Maybe we should tell them not to shop lift Cider or to raid Dad's booze cabinet.

Yeah I'm sure that'd do the job!
Ah Vic- What you leave out is as important as what you say!

Perhaps your question in this context should be what should we do about boys!

I presume you're not saying women are to blame for their sexually abuse because they drank too much!
That second article doesn't mention alcohol at all (unless I've missed it), so it's strange to try and create a link between the two.
Bad judgement through alcohol intake may well result in women ending up in dangerous situations, but that article has got nothing to do with that.

See - even Jake is agreeing with me.
I the likes of those that air their dirty linen in public, are representative of todays young adults, I refer to the Jeremy Vile show and the like, the God help us!
I have banged on long and often on the AB about alcohol, and the reasons for our current dilema as a society.

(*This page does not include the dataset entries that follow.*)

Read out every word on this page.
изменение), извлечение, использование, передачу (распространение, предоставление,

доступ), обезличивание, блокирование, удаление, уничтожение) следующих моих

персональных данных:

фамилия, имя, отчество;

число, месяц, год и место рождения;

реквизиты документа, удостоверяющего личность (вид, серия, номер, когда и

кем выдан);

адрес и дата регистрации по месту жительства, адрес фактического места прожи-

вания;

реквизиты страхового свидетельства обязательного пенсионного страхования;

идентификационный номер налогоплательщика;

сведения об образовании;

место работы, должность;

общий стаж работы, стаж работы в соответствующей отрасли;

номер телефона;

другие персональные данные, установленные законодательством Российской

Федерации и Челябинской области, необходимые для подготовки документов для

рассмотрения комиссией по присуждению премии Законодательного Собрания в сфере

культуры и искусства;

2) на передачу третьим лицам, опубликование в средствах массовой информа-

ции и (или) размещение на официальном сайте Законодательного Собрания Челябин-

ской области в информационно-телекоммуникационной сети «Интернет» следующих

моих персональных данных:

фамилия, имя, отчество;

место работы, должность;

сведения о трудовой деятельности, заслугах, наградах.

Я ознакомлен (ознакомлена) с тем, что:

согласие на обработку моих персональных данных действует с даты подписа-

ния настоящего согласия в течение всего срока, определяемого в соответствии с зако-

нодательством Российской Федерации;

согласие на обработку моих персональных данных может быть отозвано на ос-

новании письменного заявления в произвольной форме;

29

It boils down to this - we have an alcohol-based leisure industry. That has meant that people measure their 'enjoyment' by how much alcohol they have consumed and how much alcohol poisoning they have given themselves - of course, it';s dressed up in a variety of hip phrases - trollyed, hammered, mullered, smashed, ratted, and so on ad nauseum.

This attitude is peculiar to the British Isles, which is why Euriopeans are so disgysted when we export this vile habbit via our holiday makers, and why the government's notion of 24-hour drinking leading to a 'cafe society' was such a joke which only they failed to see..

My response would be to make the sale of alcohol seriously strictly controlled, which means getting it out of supermarkets, which hias fuelled the situation over the last few years.

We have to educate children that being drunk is not big, or hip, or clever, or, God forbid, normal behaviour, and until education goes into that area of our society, we will never stop this nasty pervasive drug from infecting all our lives.

Of course, no government is ever going to be tough enough, because it is too much of a vote-looser, so they pussy-foot around doing very little - as usual.